I've replaced many over the years, but the crappiest moment was walking into the house to this nasty stink.
It was a long time ago when drives were just getting to the 60 gig mark and gigs were expensive. I had a freeBSD fileserver with 3 or 4 smallish drives in it, and the power supply went wild. Overvoltage popped every chip on all the controllers, the NIC, motherboard. Napster music = gone. my burned CDs = gone.
I was bench testing a system once when the drive's controller card flared up. It actually caught fire, but it was just a quick flare up so didn't catch anything else.
Just the other week I spent the better part of 2 days trying to recover data off my girlfriend's failing drive onto a spare. I had backups and everything, but figured it'd be quicker to just do a quick dd or partition copy as the drive was still mostly functional. But every tool kept dying out and wouldn't force through the last block read errors on the disk except good ol' cp. By the time I got down to just running a cp command on everything it had become a vendetta against the drive, but at least during the process I managed to set up a nice customized hirens thumb drive and Linux rescue thumb drive. And it preserved all the NTFS permissions to boot.
My friend just lost his second main hard drive in two years, but instead of buying a new one or going SSD he decided to just bin an entire custom built i5-2500k gaming system. I'm trying to get him to at least sell me the remains, but I'm thinking he's going to just store them or trash them outright.
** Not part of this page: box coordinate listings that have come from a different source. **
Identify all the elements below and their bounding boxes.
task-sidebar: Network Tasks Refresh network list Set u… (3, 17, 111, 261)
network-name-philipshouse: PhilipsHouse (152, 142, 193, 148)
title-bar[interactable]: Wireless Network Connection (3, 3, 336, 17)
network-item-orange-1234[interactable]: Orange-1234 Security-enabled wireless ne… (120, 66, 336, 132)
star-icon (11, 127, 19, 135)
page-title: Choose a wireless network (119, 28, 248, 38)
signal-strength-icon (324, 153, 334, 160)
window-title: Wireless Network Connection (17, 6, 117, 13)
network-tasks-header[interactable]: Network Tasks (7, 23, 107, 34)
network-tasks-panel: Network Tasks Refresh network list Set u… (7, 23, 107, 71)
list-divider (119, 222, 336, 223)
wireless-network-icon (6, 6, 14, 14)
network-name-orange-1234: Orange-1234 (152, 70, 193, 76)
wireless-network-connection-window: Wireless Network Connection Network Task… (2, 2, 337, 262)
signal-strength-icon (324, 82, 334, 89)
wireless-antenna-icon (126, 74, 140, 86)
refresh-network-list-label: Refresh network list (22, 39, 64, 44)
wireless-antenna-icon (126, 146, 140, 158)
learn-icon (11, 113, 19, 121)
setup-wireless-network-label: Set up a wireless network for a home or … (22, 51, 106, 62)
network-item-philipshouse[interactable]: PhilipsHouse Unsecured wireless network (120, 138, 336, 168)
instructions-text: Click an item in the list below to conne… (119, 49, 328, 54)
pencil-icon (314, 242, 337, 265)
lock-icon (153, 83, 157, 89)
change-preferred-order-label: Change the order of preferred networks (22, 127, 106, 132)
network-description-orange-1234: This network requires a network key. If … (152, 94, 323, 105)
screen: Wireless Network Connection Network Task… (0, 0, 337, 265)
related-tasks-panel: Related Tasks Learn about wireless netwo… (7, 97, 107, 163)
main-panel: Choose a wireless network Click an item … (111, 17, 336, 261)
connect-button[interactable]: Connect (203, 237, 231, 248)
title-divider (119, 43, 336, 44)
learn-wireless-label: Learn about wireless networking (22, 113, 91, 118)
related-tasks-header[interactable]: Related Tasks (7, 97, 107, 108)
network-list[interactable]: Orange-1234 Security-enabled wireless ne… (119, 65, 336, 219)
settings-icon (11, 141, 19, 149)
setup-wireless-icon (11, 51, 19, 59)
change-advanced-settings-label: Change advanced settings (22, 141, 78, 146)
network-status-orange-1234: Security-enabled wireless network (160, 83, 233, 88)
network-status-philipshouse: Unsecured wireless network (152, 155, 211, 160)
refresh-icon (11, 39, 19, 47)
Come to think of it, most of my drive failures in the past 3 years or so have all been Segates. Though I have a pair of Segate 1TB drives in my main PC now that have been chumming along flawlessly, though older than the firmware fiasco a few years ago. I also have a OCZ Vertex 2 that hasn't given me any problems, but I'm on my second Corsair M300 which is still glitchy as hell (using the 2nd Gen SandForce I think). My home server is currently running four 2TB Hitachi drives in a RAID0 that replaced some Segates (one failed out of those when it was a RAID5). Oh so fast for non-SAS spinning disk and it's playing with fire, but did I mention it's fast? I need to install more gigabit NICs and team them since it's limited by network connections at the moment. Doesn't really bug me all that much about the potential for data loss -- I back up onsite to external USB enclosures, between my other computers, and to LTO3 tapes, and offsite for important stuff (photos, homemade vids, important documents, etc).